Paraplegia is a condition in which a person loses the ability to control or perceive his or her lower limbs. Patients that have lost functional limb control due to spinal cord injuries often have further complications past the point of injury. Due to paralysis, paraplegics remain unable to exercise the leg muscles and leads to muscle atrophy. In such cases, lumbar anterior root stimulators may offer a minimal and temporary solution by allowing paraplegics some capacity to exercise the legs. Some research has shown that root stimulators may allow cycling to be feasible to those who have paraplegia as a proof of concept. The devices may show promise in applications of more complex leg movement processes such as walking. At the very least, they offer a potential solution to delaying the issue of atrophy in paraplegics so that they might have an easier recovery in the case that better treatments come along.

== Complications ==

Root stimulators are far from being perfect as there are many potential complications. Approximately 18% of patients with root stimulators have reported issues with the device. Approximately 8% of stimulator reports are due to cerebrospinal fluid collecting around the stimulator which inhibits stimulator function and causes significant discomfort to the patient. Another 8% of cases are caused by receiver failure in which the patient is unable to use the stimulator effectively or is in some way "incompatible" with the implant.
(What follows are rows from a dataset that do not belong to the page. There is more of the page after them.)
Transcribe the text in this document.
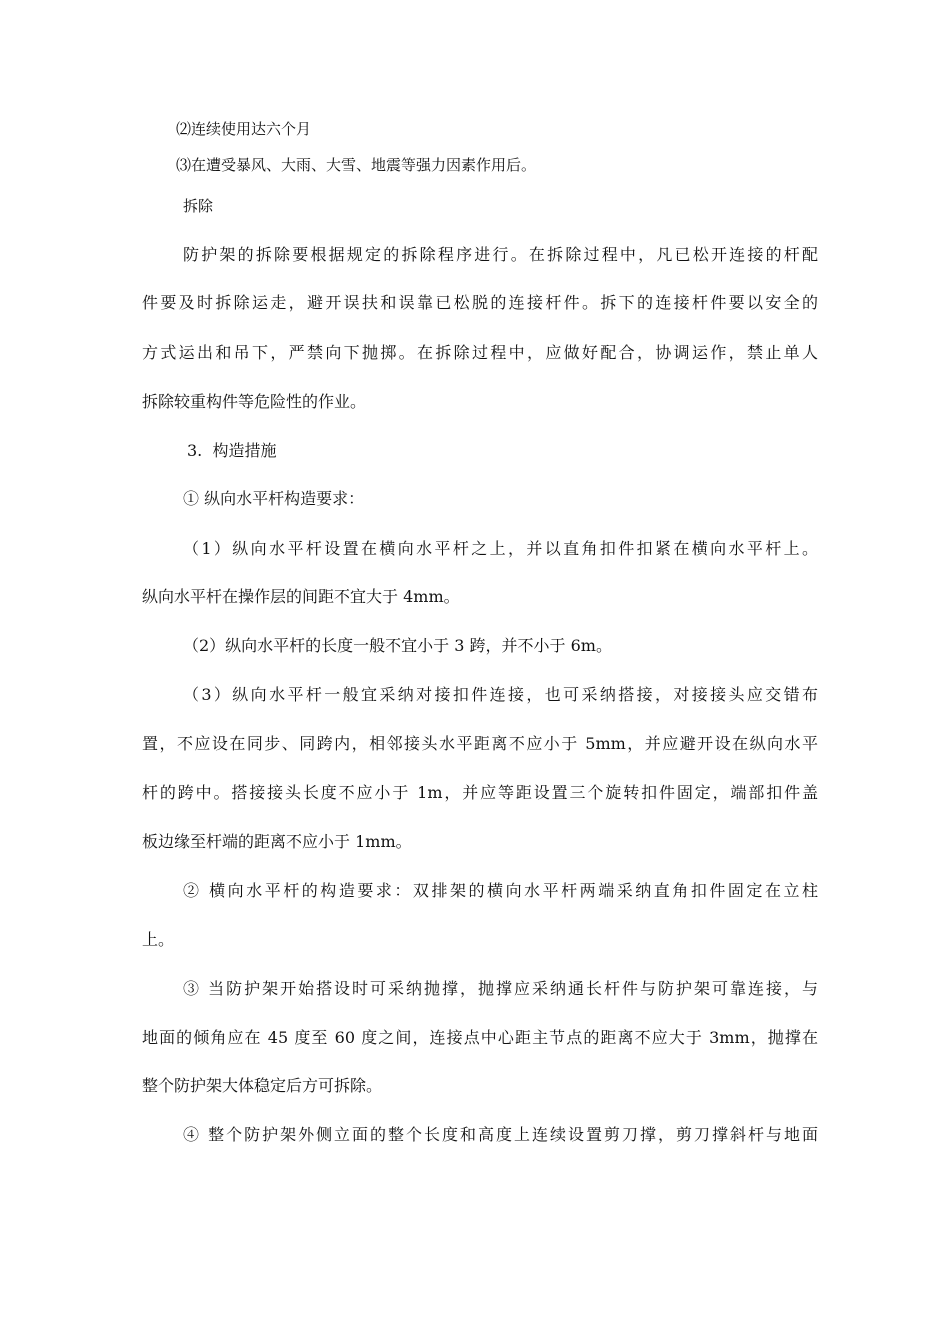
⑵连续使用达六个月
⑶在遭受暴风、大雨、大雪、地震等强力因素作用后。
拆除
防护架的拆除要根据规定的拆除程序进行。在拆除过程中，凡已松开连接的杆配
件要及时拆除运走，避开误扶和误靠已松脱的连接杆件。拆下的连接杆件要以安全的
方式运出和吊下，严禁向下抛掷。在拆除过程中，应做好配合，协调运作，禁止单人
拆除较重构件等危险性的作业。
3.  构造措施
① 纵向水平杆构造要求：
（1）纵向水平杆设置在横向水平杆之上，并以直角扣件扣紧在横向水平杆上。
纵向水平杆在操作层的间距不宜大于 4mm。
（2）纵向水平杆的长度一般不宜小于 3 跨，并不小于 6m。
（3）纵向水平杆一般宜采纳对接扣件连接，也可采纳搭接，对接接头应交错布
置，不应设在同步、同跨内，相邻接头水平距离不应小于 5mm，并应避开设在纵向水平
杆的跨中。搭接接头长度不应小于 1m，并应等距设置三个旋转扣件固定，端部扣件盖
板边缘至杆端的距离不应小于 1mm。
② 横向水平杆的构造要求：双排架的横向水平杆两端采纳直角扣件固定在立柱
上。
③ 当防护架开始搭设时可采纳抛撑，抛撑应采纳通长杆件与防护架可靠连接，与
地面的倾角应在 45 度至 60 度之间，连接点中心距主节点的距离不应大于 3mm，抛撑在
整个防护架大体稳定后方可拆除。
④ 整个防护架外侧立面的整个长度和高度上连续设置剪刀撑，剪刀撑斜杆与地面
The final 2% is associated with some type of disease that requires removal of the device and puts the patient at great risk.
Two major studies have been associated with issues in root stimulators. One twenty-nine-year-old male cervical spinal cord injury patient had severe complications with a sacral anterior root stimulator. The patient received the implant due to a traffic collision in 1978. The patient experienced increased spasms which inhibited daily functions such as sleeping or trying to get into his car. Later on, he had delayed lumbar spinal fracture at the site of the implant which required its subsequent retraction. The spasms reduced in intensity when the patient decided to discontinue the use of the sacral anterior root stimulator and instead chose to use an indwelling urethral catheter. The case was cited as "compelling evidence for disuse" of the device.

A more recent 2009 study focused on a tetraplegic SCI patient whose stimulator was infected by Pseuomana aeruginosa which was found after blood-stained fluid started leaking out of a post-operative wound several days after the device was implanted. As in the aforementioned case, the patient had the device removed and lost considerable function of bowel and urinary bladder control. He had recurring instances of fecal incontinence which left him almost completely immobile and reported significant distress due to the incident. Other issues due to the failed implantation included constipation, an inability to empty the bladder, and a loss of reflexive penile erection. The case identified the high risk associated with the usage of root stimulators.